Ben Fountain’ı ilk defa okuyorum ve aslını isterseniz yazarı öncesinde hiç duymamıştım. Gerçi Bana Kahraman Olduğum Söylendi yazarın tanındığı kitap olduğu için pek de şaşırtıcı bir durum olduğu söylenemez. Birçok edebiyat ödülü kazanan kitap, yazarı daha tanınır hale getirmişse de kitabın herkes için enfes bir kitap olmayabileceğini en başından hemen belirtsem iyi olacak.
Ben Fountain okuması pek de kolay olmayan bir yazar, kitabın konusu hayli ilgi çekici olsa da hikayeye odaklanmakta çok zorlandım. Irak’ta bir saldırıda ölmemeyi başaran askerlerin Amerika’ya halkla ilişkileri güçlendirmek için getirilmelerini anlatıyor. Tüm olaylar şükran günü hafta sonunda “super bowl” boyunca gerçekleşiyor.

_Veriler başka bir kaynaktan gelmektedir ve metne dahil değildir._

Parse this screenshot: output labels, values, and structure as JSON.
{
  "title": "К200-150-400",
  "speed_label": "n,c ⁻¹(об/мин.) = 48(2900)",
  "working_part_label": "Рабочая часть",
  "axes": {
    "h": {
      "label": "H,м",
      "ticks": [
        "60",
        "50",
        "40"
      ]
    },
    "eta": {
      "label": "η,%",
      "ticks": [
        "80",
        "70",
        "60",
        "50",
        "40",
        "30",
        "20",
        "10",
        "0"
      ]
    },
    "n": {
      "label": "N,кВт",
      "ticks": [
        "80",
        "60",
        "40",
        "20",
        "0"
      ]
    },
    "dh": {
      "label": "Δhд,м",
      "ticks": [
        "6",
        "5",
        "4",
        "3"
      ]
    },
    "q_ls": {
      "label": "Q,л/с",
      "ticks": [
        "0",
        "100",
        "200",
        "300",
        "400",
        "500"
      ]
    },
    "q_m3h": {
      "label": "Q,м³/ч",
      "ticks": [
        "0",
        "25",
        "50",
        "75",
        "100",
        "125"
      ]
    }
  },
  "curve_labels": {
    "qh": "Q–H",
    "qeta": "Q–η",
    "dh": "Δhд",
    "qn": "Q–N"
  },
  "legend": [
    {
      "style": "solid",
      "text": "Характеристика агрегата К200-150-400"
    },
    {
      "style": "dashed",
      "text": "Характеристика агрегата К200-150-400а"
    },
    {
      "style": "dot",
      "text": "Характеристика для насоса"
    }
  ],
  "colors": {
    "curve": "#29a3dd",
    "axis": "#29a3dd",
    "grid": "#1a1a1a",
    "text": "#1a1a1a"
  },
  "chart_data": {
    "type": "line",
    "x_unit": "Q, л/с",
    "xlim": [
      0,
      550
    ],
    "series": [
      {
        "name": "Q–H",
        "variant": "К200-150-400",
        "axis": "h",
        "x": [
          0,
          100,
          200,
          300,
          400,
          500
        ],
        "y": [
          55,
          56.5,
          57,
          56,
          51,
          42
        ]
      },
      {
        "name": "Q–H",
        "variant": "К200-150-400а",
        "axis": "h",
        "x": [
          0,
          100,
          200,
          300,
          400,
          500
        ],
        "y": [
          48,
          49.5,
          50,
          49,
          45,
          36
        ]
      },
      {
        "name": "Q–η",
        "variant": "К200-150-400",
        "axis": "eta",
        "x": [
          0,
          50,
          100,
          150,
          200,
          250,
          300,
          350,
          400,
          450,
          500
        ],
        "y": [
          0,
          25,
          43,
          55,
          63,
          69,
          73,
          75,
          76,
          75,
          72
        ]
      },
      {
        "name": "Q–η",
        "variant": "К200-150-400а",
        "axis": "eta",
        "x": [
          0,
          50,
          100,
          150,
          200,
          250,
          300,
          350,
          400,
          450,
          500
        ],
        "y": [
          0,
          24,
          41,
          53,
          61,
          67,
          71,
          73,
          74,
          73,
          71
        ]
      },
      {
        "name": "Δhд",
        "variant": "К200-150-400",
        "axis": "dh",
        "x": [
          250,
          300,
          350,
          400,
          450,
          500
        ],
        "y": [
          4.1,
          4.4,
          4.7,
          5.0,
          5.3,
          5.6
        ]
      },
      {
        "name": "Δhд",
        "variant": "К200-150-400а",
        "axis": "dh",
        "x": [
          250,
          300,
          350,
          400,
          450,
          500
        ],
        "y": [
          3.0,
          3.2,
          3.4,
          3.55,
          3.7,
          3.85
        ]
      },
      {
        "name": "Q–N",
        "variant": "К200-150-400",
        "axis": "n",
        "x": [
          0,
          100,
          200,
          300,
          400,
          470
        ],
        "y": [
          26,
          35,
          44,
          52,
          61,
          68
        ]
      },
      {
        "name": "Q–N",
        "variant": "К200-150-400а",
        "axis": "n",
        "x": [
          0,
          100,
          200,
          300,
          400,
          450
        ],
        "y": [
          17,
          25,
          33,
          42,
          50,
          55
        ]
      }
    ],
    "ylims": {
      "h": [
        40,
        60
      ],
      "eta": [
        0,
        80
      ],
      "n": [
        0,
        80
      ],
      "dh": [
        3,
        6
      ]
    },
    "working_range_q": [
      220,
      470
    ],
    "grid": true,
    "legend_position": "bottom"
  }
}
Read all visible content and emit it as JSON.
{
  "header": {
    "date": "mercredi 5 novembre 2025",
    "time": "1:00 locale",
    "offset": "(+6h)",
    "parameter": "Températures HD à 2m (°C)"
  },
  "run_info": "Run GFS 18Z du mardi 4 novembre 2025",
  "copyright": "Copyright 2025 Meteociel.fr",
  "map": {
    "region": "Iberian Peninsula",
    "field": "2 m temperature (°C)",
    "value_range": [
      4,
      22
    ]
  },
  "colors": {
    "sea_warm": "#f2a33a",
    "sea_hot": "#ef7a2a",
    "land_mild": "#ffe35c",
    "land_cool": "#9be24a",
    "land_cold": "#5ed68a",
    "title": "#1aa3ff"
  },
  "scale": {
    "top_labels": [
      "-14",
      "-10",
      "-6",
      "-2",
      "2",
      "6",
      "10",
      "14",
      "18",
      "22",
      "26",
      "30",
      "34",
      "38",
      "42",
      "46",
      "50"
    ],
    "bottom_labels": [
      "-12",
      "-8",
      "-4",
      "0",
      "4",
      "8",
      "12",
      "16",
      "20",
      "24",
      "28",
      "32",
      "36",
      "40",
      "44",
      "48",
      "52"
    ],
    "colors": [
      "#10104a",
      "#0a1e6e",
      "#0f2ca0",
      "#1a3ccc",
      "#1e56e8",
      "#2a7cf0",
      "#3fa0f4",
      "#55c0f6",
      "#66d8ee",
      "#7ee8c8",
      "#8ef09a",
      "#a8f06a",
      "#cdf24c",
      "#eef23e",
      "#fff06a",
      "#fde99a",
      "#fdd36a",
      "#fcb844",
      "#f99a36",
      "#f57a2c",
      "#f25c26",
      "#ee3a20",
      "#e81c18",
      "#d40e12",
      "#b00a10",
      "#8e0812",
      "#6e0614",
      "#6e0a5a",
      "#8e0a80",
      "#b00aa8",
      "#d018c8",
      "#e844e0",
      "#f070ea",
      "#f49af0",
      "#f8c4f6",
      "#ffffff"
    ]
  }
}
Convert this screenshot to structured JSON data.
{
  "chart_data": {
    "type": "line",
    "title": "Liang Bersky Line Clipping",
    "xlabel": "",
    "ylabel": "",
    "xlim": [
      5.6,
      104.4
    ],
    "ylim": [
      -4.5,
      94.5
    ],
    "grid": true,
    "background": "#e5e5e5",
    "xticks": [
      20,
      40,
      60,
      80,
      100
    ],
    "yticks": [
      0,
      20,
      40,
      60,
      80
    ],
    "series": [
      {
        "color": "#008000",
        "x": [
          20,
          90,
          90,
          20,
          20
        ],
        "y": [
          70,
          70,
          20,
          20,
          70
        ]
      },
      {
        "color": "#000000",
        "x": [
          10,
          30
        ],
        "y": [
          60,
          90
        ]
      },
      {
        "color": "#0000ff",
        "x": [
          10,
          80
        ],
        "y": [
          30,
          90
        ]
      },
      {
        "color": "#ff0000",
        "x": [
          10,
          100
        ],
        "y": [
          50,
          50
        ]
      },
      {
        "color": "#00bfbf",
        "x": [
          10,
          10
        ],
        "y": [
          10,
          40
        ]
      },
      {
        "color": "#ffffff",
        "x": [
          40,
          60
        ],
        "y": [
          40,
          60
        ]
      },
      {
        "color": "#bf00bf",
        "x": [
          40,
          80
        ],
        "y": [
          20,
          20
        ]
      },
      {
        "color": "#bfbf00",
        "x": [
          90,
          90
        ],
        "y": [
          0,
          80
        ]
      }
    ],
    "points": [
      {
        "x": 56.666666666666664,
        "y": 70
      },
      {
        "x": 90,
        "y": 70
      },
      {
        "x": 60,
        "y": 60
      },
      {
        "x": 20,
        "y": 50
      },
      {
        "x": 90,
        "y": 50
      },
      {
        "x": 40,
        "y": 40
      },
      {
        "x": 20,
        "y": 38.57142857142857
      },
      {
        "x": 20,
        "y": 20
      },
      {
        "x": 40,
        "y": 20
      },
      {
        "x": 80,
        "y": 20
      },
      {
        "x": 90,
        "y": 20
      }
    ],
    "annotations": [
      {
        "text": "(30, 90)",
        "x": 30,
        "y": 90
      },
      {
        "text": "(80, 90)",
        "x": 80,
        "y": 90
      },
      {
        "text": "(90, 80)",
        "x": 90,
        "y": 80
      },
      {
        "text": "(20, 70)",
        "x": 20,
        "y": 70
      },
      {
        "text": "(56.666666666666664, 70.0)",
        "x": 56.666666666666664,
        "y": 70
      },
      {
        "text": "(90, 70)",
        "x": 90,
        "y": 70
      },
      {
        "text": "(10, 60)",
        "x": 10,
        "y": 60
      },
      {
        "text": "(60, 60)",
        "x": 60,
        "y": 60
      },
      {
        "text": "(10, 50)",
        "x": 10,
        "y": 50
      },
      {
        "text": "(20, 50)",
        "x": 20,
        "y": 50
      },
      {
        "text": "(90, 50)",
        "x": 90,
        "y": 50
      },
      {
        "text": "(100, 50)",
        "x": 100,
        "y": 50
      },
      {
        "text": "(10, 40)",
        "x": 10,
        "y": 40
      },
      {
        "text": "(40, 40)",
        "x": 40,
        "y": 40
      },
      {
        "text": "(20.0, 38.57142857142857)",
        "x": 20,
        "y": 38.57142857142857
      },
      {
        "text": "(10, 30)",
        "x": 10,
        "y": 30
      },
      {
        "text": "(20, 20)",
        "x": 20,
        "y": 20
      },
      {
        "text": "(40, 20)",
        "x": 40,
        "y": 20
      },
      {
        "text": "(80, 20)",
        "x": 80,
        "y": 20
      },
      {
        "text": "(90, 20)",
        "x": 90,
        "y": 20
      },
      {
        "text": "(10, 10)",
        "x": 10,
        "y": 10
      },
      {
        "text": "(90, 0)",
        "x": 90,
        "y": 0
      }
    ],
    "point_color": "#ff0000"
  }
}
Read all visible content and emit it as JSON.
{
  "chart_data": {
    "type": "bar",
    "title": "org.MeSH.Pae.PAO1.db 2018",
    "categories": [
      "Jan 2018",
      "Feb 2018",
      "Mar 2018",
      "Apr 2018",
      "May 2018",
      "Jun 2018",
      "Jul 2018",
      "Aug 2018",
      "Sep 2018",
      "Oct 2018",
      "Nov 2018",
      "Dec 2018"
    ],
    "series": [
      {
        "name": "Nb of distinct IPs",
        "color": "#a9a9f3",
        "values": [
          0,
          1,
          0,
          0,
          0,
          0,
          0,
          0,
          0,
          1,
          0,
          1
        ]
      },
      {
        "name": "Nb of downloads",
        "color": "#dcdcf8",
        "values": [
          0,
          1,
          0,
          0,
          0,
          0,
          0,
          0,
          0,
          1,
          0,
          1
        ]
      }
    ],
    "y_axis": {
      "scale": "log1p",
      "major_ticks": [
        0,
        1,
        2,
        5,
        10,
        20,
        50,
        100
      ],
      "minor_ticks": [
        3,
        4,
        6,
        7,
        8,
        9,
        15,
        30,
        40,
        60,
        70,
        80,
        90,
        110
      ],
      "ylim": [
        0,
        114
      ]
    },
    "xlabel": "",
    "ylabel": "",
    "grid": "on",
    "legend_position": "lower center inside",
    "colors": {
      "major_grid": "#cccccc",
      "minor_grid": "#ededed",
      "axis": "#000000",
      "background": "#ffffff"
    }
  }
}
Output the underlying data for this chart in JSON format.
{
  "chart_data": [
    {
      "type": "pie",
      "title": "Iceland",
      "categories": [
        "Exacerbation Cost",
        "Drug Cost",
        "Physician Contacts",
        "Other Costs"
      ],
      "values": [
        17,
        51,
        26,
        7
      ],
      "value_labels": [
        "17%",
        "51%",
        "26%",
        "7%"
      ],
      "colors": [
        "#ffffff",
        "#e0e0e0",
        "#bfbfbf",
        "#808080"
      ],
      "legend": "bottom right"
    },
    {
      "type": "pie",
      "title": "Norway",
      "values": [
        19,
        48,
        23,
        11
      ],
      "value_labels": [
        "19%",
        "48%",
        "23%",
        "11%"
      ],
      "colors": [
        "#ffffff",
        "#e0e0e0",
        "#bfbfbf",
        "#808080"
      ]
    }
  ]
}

Savaşın saçmalığı, askerlerin geride bıraktıkları ülkenin değişimini ve düşüncelerini kitap boyunca okuyorsunuz. Ne yazık ki başka bir şey olmuyor. Belki biraz kardeş ilişkisi, biraz da ast üst yakınlaşması… Kitap kötü bir kitap değil, ben çoğu yerde yazara katılırken buldum kendimi ancak belli bir hikayenin peşinden sürüklenmek isteyen bir okursanız pek hoşunuza gideceğini sanmıyorum. Böyle bir beklenti içinde değilseniz, biraz eleştirel gözlerle savaşa yaklaşabiliyorsanız çok hoşunuza da gidebilir.
Kitabın tanıtım yazısı aşağıda, almak için de buraya: Ben Fountain – Bana Kahraman Olduğum Söylendi
“Billy kahramanlık yapmaya falan çalışmıyordu, hayır. Kahramanlık ona geldi ve şimdi ödü kopuyor, beyin kanserinden korktuğu kadar korkuyor; ya bir daha gelirse?”
2012 National Book Award finalisti
Ulusal Kitap Eleştirmenleri EN İYİ ROMAN ödülü
New York Times, Washingron Post, Amazon, Time, Goodreads ve Kirkus’un “2012 YILININ EN İYİ KİTABI” seçkilerinde.
Bu kadar iyi bir roman okuduktan sonra şöyle bir sorun beliriyor: Bundan sonra ne okuyacağım? Nick Hornby
“Bu kitap beni darmadağın etti.” Colin Firth
Hepsi üç dakika sürdü. Irak’ta pusuya düşürülen Bravo takımı düşmanı bozguna uğratmayı başardı ve her şey Fox TV kameraları tarafından saniye saniye görüntülendi. Sadece saatler sonra birer Youtube fenomeniydi Billy Lynn ve silah arkadaşları. Uzaktaki savaşın kapılarına gelmesinden korkan -ve bundan korktukları için utanan- büyük ve kudretli Amerikan ulusunun kahramanlarıydı artık onlar. Bu durumda Bush yönetiminin onları yuvalarına geri getirip ülke çapında bir “Zafer Turu”na çıkarmasından doğal ne olabilirdi ki?
Bu turun son saatlerini anlatıyor Bana Kahraman Olduğum Söylendi. Dev bir stadyumda, yüzlerce spotun altında Amerika son bir kez kutsayacak Bravo’yu. Amigo kızlar onları azdırmaya, Hollywood film haklarını ucuza kapatmaya, nüfuslu zenginler meselenin petrol değil demokrasi olduğunu onlardan duyup kefaret koparmaya çalışacak. Tüm bu “miş gibi” gerçekliği ve kitlesel hezeyan karşısında, hiç de benimseyemedikleri kahramanlıkları, hayli demlenmiş kafaları, kaybettikleri arkadaşlarının acısı ve coşmuş hormonlarıyla -çünkü henüz 20 bile değiller- baş etmek zorunda kalmış sekiz genç adamın hikâyesi bu.
Yarın savaşa geri dönüyorlar.
Bu kitap Kitaplık Kedisi Reading Challenge 2015 kitaplarından biri!